A few years back, a friend from Newcastle was down in London and I was giving him a tour of the town. At various points I stopped and pointed out where various friends had lived. ‘That’s where my late friend X used to live.’ ‘That’s where my much-missed friend Y had his shop.’ Eventually my delightfully straight-talking friend stopped me and said: ‘Are any of your friends fucking alive?’
I’m happy to report that the answer was ‘yes’, but it did make me think about something I’ve unwittingly done all my life – which is to have a disproportionate number of friends who are much older than me.
One of my closest friends died last week at the age of 93. He was one of the best people imaginable, and we probably ate more meals together over the past 20 years than I have eaten with anyone else. I think that latterly, as almost all of his contemporaries had fallen off the perch, our friendship deepened. I certainly know how much his friendship meant to me. Not just to have someone to speak to who was older, wiser and had a lot more life experience, but to have someone whose longevity allowed him to encourage me, tease me and push me.

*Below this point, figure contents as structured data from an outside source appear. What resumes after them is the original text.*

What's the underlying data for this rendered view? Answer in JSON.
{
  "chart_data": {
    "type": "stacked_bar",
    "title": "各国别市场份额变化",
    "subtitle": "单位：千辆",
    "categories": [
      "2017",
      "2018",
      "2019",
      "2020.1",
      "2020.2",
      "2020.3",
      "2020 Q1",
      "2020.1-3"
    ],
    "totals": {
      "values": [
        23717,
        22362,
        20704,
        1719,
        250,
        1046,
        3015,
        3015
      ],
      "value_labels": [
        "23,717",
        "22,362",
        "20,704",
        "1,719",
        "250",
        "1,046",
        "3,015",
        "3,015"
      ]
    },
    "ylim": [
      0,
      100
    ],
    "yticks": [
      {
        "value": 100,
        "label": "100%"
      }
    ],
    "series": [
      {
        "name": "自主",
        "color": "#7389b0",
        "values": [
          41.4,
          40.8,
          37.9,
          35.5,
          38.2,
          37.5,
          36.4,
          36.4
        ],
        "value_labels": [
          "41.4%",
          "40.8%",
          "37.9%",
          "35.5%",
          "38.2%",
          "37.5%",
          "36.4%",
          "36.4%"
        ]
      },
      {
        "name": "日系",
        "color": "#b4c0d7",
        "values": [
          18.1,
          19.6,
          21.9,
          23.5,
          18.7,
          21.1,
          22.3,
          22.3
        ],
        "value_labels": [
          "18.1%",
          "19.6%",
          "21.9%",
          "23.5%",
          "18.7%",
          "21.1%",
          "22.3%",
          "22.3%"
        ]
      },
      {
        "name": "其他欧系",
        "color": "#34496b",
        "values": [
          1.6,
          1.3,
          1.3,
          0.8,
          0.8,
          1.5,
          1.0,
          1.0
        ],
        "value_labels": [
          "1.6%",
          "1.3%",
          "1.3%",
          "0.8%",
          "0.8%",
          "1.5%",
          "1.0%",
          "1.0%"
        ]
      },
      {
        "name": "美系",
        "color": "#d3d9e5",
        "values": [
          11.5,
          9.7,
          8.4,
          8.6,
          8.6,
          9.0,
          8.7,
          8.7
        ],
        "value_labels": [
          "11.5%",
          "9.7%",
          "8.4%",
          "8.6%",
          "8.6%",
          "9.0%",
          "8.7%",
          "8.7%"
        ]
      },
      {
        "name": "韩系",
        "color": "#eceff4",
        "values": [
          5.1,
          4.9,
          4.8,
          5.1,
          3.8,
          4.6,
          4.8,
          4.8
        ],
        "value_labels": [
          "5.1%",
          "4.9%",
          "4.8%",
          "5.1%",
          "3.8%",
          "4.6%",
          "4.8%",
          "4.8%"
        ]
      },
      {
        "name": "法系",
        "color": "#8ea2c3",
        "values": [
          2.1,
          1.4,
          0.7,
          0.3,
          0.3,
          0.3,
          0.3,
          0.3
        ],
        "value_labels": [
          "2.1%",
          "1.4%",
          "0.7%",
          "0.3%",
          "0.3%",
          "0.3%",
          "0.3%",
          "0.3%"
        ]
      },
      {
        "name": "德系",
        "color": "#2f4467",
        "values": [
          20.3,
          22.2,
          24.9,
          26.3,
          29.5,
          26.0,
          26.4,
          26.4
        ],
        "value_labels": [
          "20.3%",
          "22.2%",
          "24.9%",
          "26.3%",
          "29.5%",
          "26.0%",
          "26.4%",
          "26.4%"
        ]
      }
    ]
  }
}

Sometimes our life experience aligned exactly; at other times we mulled on the ways in which they couldn’t. One thing that my friend found absolutely incommunicable was the nature of ageing.
Even a man of his experience was baffled in the face of this. ‘You’ve no idea – how can you?’ he used to say. Whenever I took a stand in this magazine against government plans for euthanasia, he told me I had no right to talk about it because I had no idea what I was talking about – because how could I? I wouldn’t take that from many people, but I was willing to take it from him.